Например, Альдум Мануций (Aldus Manutius), который первым в истории мировой типографии начал использовать курсив и выпускать книги в карманном формате ин-октаво (в восьмую долю листа), в конце 15 – начале 16 веков получил соответствующие привилегии на использование своих изобретений. Привилегии выдавались также на переводы, сокращения, издания античных авторов, книг по праву и катехизисов, т. е. текстов, которые нельзя приписать какому-либо одному автору. Бессистемная выдача привилегий привела к такой путанице, что Венецианский сенат в 1517 году был вынужден издать декрет, который снимал привилегии со всех уже напечатанных книг. В 1534 и 1537 годах последовали новые правила, ограничивающие срок, на который выдавались привилегии, десятью годами, а также уточнявшими, что в качестве новых могут быть квалифицированы только те книги, которые еще не были опубликованы полностью. «Новый режим привилегий побудил книгопечатников искать новый материал для публикаций и определил развитие рынка в направлении «новых» и «оригинальных» произведений. Вместе с переходом к современным текстам и авторским произведениям все больший вес начал приобретать вопрос о защите, скорее, содержания книги, чем ее формата»[277].
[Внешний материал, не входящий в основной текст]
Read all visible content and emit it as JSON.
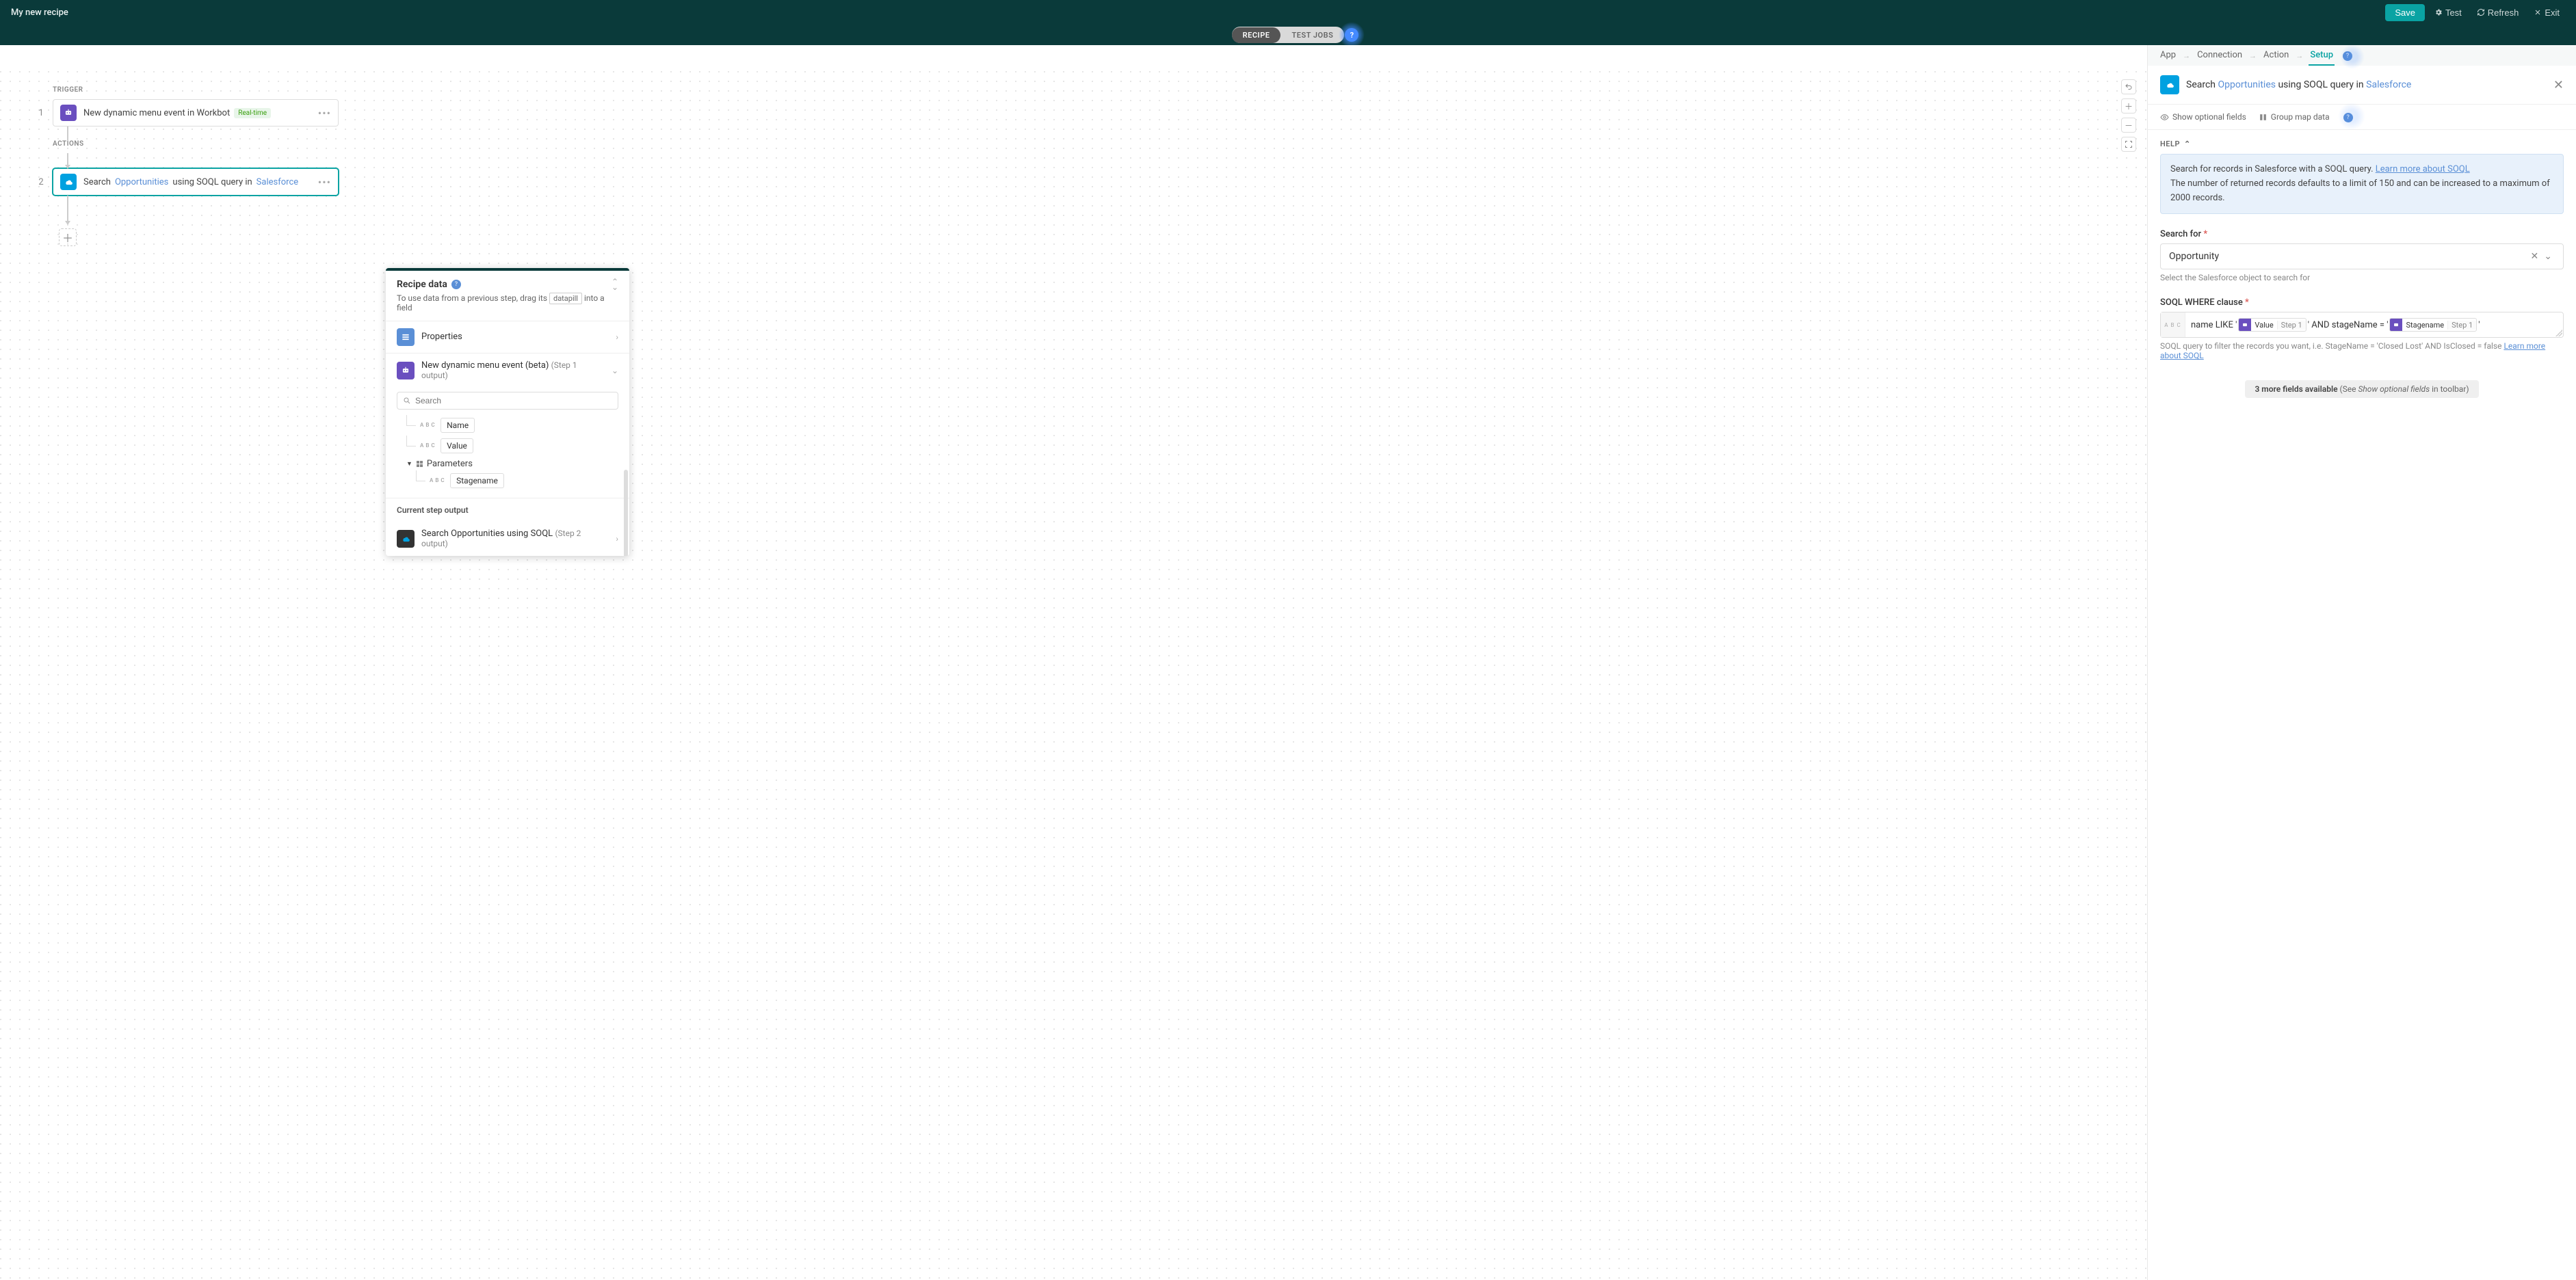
{
  "header": {
    "title": "My new recipe",
    "save": "Save",
    "test": "Test",
    "refresh": "Refresh",
    "exit": "Exit"
  },
  "tabs": {
    "recipe": "RECIPE",
    "test_jobs": "TEST JOBS"
  },
  "canvas": {
    "trigger_label": "TRIGGER",
    "actions_label": "ACTIONS",
    "step1_num": "1",
    "step1_text": "New dynamic menu event in Workbot",
    "step1_badge": "Real-time",
    "step2_num": "2",
    "step2_pre": "Search ",
    "step2_obj": "Opportunities",
    "step2_mid": " using SOQL query in ",
    "step2_app": "Salesforce"
  },
  "datapanel": {
    "title": "Recipe data",
    "sub_pre": "To use data from a previous step, drag its ",
    "sub_pill": "datapill",
    "sub_post": " into a field",
    "properties": "Properties",
    "event_name": "New dynamic menu event (beta)",
    "event_sub": "(Step 1 output)",
    "search_placeholder": "Search",
    "leaf_name": "Name",
    "leaf_value": "Value",
    "params_label": "Parameters",
    "leaf_stagename": "Stagename",
    "current_output": "Current step output",
    "out_name": "Search Opportunities using SOQL",
    "out_sub": "(Step 2 output)",
    "abc": "A B C"
  },
  "rightpanel": {
    "tabs": {
      "app": "App",
      "connection": "Connection",
      "action": "Action",
      "setup": "Setup"
    },
    "head_pre": "Search ",
    "head_obj": "Opportunities",
    "head_mid": " using SOQL query in ",
    "head_app": "Salesforce",
    "tool_show": "Show optional fields",
    "tool_group": "Group map data",
    "help_label": "HELP",
    "help_text1": "Search for records in Salesforce with a SOQL query. ",
    "help_link1": "Learn more about SOQL",
    "help_text2": "The number of returned records defaults to a limit of 150 and can be increased to a maximum of 2000 records.",
    "search_for_label": "Search for",
    "search_for_value": "Opportunity",
    "search_for_hint": "Select the Salesforce object to search for",
    "soql_label": "SOQL WHERE clause",
    "soql_t1": "name LIKE '",
    "pill1_name": "Value",
    "pill1_step": "Step 1",
    "soql_t2": "' AND stageName = '",
    "pill2_name": "Stagename",
    "pill2_step": "Step 1",
    "soql_t3": "'",
    "soql_hint_pre": "SOQL query to filter the records you want, i.e. StageName = 'Closed Lost' AND IsClosed = false ",
    "soql_hint_link": "Learn more about SOQL",
    "more_bold": "3 more fields available",
    "more_pre": " (See ",
    "more_it": "Show optional fields",
    "more_post": " in toolbar)",
    "abc": "A B C"
  }
}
Изменился и субъектный состав обладателей привилегий: помимо издателей и книгопечатников, привилегии стали выдаваться самим авторам. За 35 лет, начиная с конца 15 века, в Венеции в общей сложности было выдано 254 привилегии, 79 из которых получили авторы. И все же говорить о том, что права авторов получали постепенное признание, было бы явным преувеличением, так как авторы того времени рассматривали самих себя как предпринимателей и стремились, скорее заработать капитал, чем защитить свое произведение и свои персональные права. Мало этого, после создания в 1549 году Гильдии книгопечатников и книготорговцев авторам стало значительно сложнее получить привилегии и сохранить контроль над публикацией своих собственных текстов.
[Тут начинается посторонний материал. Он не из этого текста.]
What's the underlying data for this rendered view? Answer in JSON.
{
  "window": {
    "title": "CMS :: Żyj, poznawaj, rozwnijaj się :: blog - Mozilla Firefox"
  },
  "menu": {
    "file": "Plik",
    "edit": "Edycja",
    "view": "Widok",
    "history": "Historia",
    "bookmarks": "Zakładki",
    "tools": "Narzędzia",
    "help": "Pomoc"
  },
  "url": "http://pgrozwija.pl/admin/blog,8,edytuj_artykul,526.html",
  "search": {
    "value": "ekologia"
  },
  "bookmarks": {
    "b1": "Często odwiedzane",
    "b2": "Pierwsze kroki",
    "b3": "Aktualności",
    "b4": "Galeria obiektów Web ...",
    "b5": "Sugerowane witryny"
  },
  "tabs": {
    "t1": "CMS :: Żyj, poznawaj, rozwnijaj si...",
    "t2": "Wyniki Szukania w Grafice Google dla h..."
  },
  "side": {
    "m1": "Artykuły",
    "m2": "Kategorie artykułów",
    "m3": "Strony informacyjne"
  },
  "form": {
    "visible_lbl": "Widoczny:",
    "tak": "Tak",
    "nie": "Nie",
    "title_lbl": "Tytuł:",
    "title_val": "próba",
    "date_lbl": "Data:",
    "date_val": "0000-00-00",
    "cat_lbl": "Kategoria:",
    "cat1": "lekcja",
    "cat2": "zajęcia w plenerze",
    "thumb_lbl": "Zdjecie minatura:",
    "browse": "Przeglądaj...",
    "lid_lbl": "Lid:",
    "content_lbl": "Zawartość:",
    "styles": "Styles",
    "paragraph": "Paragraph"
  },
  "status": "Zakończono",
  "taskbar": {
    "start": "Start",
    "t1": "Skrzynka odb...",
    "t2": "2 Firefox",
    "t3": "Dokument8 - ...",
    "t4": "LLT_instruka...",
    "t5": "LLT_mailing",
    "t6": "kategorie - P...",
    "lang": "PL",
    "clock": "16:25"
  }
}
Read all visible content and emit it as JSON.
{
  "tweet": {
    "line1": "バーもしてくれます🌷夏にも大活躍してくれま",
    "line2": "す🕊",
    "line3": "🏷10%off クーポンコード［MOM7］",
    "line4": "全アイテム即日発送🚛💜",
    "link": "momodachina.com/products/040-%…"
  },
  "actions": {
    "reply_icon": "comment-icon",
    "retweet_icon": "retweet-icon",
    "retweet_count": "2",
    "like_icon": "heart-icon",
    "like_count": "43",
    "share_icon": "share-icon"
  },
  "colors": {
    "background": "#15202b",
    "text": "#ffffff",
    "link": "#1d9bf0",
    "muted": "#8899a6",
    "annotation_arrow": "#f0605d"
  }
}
Для защиты своих прав авторам приходилось прибегать к той же аргументации, что и издателям, апеллируя к затраченному труду, средствам, экономическим рискам и т. п. О каких-то особых свойствах произведения как результата интеллектуального труда в петициях не упоминалось, «привилегии на книги продолжали в целом оставаться связанными с материальным продуктом книгопечатания и осознавались как традиционная торговая привилегия издателя, распространяемая на автора»[278].